Le corps fut placé sur un bûcher ; mais on dit que, saisis d’une terreur surnaturelle, les bourreaux n’osèrent y mettre le feu. Théotecne chargea alors des soldats d’empêcher l’enlèvement des restes du martyr[110]. A la tombée du jour, Fronton, le prêtre de village auquel Théodote avait naguère remis son anneau et promis des reliques, arrivait dans Ancyre. Ce bon homme (egregius iste vir), type curieux de curé de campagne agriculteur, apportait au marché, sur son ânesse, des outres pleines de vin. L’ânesse s’arrêta près du lieu où était le cadavre, et se coucha. Les gardes, qui prenaient le prêtre pour un simple paysan, l’engagèrent à s’arrêter : La nuit vient, lui dirent-ils, reste avec nous : il y a ici près beaucoup d’herbe, que ton ânesse pourra paître : tu peux même la lâcher dans les champs, sans que personne t’en empêche. Le prêtre se laissa convaincre, et entra dans la cabane de branchages que les gardes s’étaient construite[111]. Pour reconnaître leur hospitalité, il les laissa boire abondamment de l’excellent vin qu’il apportait. Un jeune soldat, appelé Métrodore, la langue déliée par la boisson, lui conta alors longuement les faits qui avaient agité Ancyre, la mort des sept vierges, celle de Théodote, et le conduisit au lieu où gisait le cadavre du saint homme, sous un tas de foin. Dissimulant sa joie, Fronton laissa les gardes boire son vin jusqu’à ce que, tout à fait ivres, ils tombassent endormis. Il enleva alors le martyr, rétablit soigneusement le tas de foin, chargea le corps sur son Finesse ; et laissa celle-ci s’en aller, sous la conduite de Dieu ; puis, le matin venu, il attira l’attention des gardes, en feignant de chercher à grand bruit l’animal perdu. L’ânesse, cependant, suivant d’un pas tranquille les sentiers accoutumés dans la montagne[112], regagna seule le village écarté : Fronton se mit en route à son tour, sans que les gardes se fussent aperçus de son pieux larcin, et trouva en chemin des paysans chrétiens qui lui annoncèrent l’heureuse arrivée des reliques[113].

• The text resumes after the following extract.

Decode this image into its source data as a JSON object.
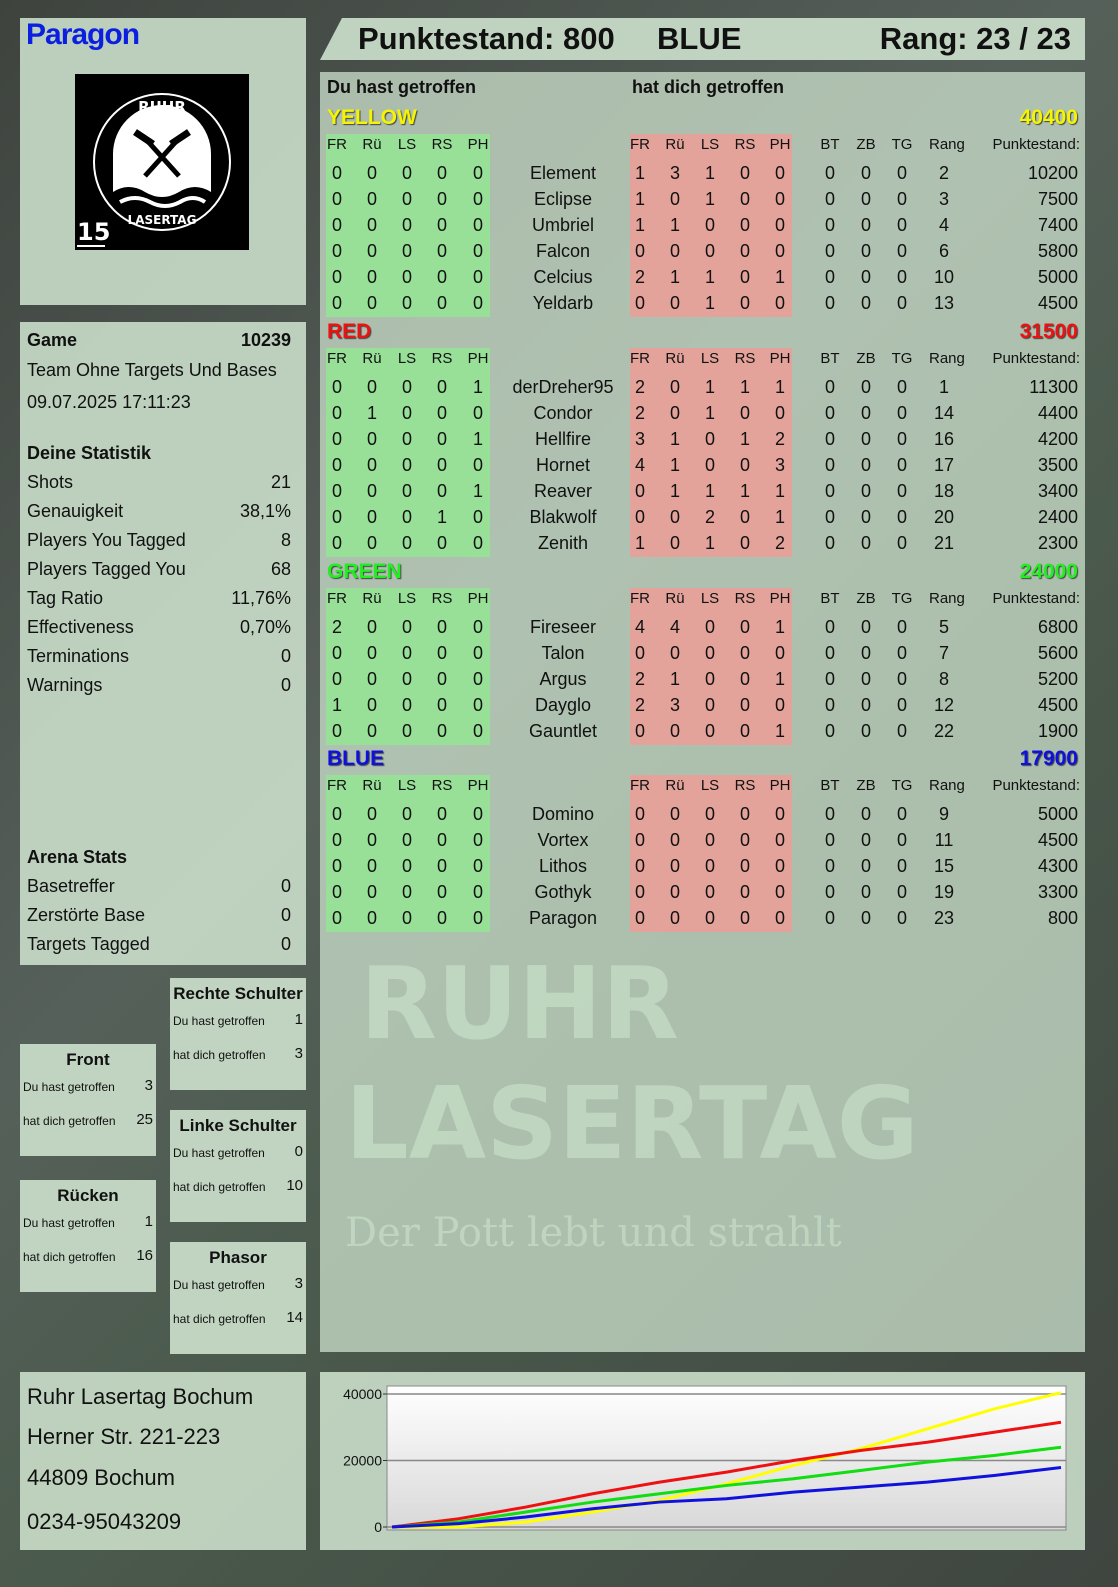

Telle est la curieuse histoire, tantôt émouvante comme une tragédie, tantôt aimable comme une idylle, tantôt piquante comme un conte milésien, que rédigea un fidèle du nom de Nil, compagnon de captivité du martyr[114].

Nous devons à un écrivain plus illustre le récit d’un procès moins dramatique, mais oit parait clans tout son jour l’incapacité juridique résultant pour les chrétiens des édits de persécution. La scène que raconte saint Basile se passe non loin de la Galatie, à Césarée, l’une des métropoles de la Cappadoce.

Dans cette ville habitait une veuve, Julitta, autrefois maîtresse de biens considérables. Abusant de sa faiblesse et de son inexpérience, un des premiers de la cité, homme injuste et cupide, l’avait peu à peu dépouillée, par des moyens déloyaux, de la plus grande partie de sa fortune. Les terres, les maisons, les esclaves de la veuve étaient passés en la possession de cet usurpateur : il allait s’emparer de ce qui restait à Julitta de biens mobiliers, quand celle-ci crut prévenir une ruine complète en appelant le spoliateur en justice. Le jour fixé pour l’audience, le héraut fit l’appel des témoins, en présence des avocats. La plaignante fut introduite, et entreprit d’exposer ses griefs : elle fit connaître l’origine de ses droits, la longue possession qui les avait confirmés : elle commençait le récit des manœuvres par lesquelles son adversaire était parvenu à la dépouiller, quand celui-ci, effrayé de l’impression produite par cette parole sincère, et perdant confiance dans les témoins qu’il avait subornés, dans les juges mêmes que, dit-on, il avait achetés, s’élança au milieu du forum. Cette femme, s’écria-t-il, ne saurait ester en justice, ni intenter une action ; car ceux qui refusent d’adorer les dieux des empereurs et de renier le Christ ne jouissent plus d’aucun des droits des citoyens. On se rappelle que cette mise des chrétiens hors la loi et hors la cité avait été prononcée par l’édit de 303, qui leur refusait même la faculté de demander réparation d’un dommage. L’exception invoquée par le défenseur était d’une stricte légalité, de cette légalité qui est parfois le comble de l’injustice. Aucune réponse ne pouvait être opposée à un tel moyen : aussi, retirant la parole à Julitta, le président fit apporter un autel, de l’encens, et rappela aux plaideurs que, d’après les édits, tous ceux qui n’abjuraient pas le Christ étaient frappés de mort civile.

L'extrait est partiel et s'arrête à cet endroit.